While counter provide average sleep quantum, using -v 6 allows per instance results and manual averaging "by sight".
So I'll use VHAR (AR=0.75) task with SoG flavour where more than second long spins can occur on C-60 hardware.
OS is Win7 x64.

Prev results were:
Sleep(1) can be 15ms long on C-60 - too big quantum for many kernels.
Adding -high_prec_timer makes it ~1ms long - good enough but changing system-wide multimedia timer could negatively affect whole host performance.
using nanosleep() implementation for Windows based on  waitable timer (https://gist.github.com/Youka/4153f12cf2e17a77314c) gave same ~1ms quantum (though overhead of such function call expected to be higher than Sleep(1), so no advantage here).

Per Shaggie76 suggestion (http://setiathome.berkeley.edu/forum_thread.php?id=79954&postid=1809886) I'll explore SwitchToThread behavior in different host load modes.

For this experiment CPU freq of C-60 fixed to 1GHz even in P0 & P2 states by BrazosTweaker app.
exact tune line is: -period_iterations_num 4 -v 6 -use_sleep -high_prec_timer
« Last Edit: 17 Aug 2016, 10:10:18 am by Raistmer »

Offline Raistmer

  • Working Code Wizard
  • Volunteer Developer
  • Knight who says 'Ni!'
  • *****
  • Posts: 14349
Re: Better sleep on Windows - new round
« Reply #1 on: 17 Aug 2016, 09:29:00 am »
1. Tight loop (w/o any sleep attempts).

CPU idle:
typical sleep quantum is 9.57e-5ms, that is, ~100ns - quite low overhead inside spin-loop (and, of course, full core CPU usage).

CPU busy with MB (idle priority processes):
roughly same 100ns per loop and 100% core load by GPU app.

2. Sleep(0) inside loop.

CPU idle:
quantum size ~850ns and full CPU core consumption by GPU app.

CPU busy with MB:
quantum size ~2ms and ~2-3% CPU usage by GPU app - good mode.

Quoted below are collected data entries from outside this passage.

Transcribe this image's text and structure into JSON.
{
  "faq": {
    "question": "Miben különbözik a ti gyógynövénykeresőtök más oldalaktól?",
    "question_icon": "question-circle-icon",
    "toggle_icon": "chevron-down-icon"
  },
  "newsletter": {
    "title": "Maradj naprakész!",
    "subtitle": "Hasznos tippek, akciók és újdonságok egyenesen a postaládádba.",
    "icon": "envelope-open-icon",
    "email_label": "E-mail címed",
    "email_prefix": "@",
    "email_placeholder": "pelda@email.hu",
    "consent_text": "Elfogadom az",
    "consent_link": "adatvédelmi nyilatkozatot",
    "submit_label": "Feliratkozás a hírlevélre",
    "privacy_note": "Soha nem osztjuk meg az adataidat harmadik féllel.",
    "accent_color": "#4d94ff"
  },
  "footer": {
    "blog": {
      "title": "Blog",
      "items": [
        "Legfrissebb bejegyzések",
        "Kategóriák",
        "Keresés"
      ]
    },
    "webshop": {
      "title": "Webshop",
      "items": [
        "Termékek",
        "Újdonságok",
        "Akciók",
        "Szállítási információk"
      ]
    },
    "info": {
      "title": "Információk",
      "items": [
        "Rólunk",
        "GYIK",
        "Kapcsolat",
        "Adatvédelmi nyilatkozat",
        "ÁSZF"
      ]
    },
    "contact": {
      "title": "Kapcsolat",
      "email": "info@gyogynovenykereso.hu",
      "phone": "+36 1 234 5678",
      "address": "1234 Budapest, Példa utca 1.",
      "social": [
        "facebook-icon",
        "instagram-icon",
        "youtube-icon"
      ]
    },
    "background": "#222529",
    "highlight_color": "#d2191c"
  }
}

Conclusion from this part:
Sleep(0) yields to lower-priority processes (!). GPU app process below-normal while CPU MB at idle priority (lowest possible) and CPU MB still takes almost full CPU to run.


3. Sleep(1) inside loop.

CPU idle:
quantum size 1,0ms, CPU consumption<~2%

CPU busy with CPU MB:
quantum size vary from 1.0 to 1.5ms but most readings 1.0ms still; CPU consumption by GPU app<2%.

Conclusion for this part:
Sleep(1) with high-precision multimedia timer provides better stability than Sleep(0) in both CPU idle\busy modes with CPU cycles saving and quite stable yield intervals.


4. SwitchToThread inside loop.

CPU idle:
quantum size ~660ns (less overhead than Sleep(0)); full core CPU consumption (same as Sleep(0) on idle CPU).

CPU busy:
quantum size vary from 0.01ms to ~2,7ms with most readings near 2,3ms; CPU consumption <2%.

Summary for this part: in idle CPU mode SST as useless as Sleep(0) with little less overhead. In busy CPU mode SST and Sleep(0) behavior very similar. Full task benchmarks needed to see what is better. But both seems no better than Sleep(1) currently.

Next post will compare Sleep(0), Sleep(1) and SwitchToThread() for PG-VHAR task on fully loaded CPU. It will take some time to conduct.
« Last Edit: 17 Aug 2016, 11:21:07 am by Raistmer »

Offline Raistmer

  • Working Code Wizard
  • Volunteer Developer
  • Knight who says 'Ni!'
  • *****
  • Posts: 14349
Re: Better sleep on Windows - new round
« Reply #2 on: 17 Aug 2016, 11:41:03 am »
For this test host was rebooted to restore default multimedia timer behavior.
-high_prec_time option will be added to next bench run.
No tuning line at all so fully default.
CPU fixation to 1GHz reapplied after reboot.
Binaries used for this test attached so reader can repeat it on any ATi or NV GPU FERMI+ equipped host.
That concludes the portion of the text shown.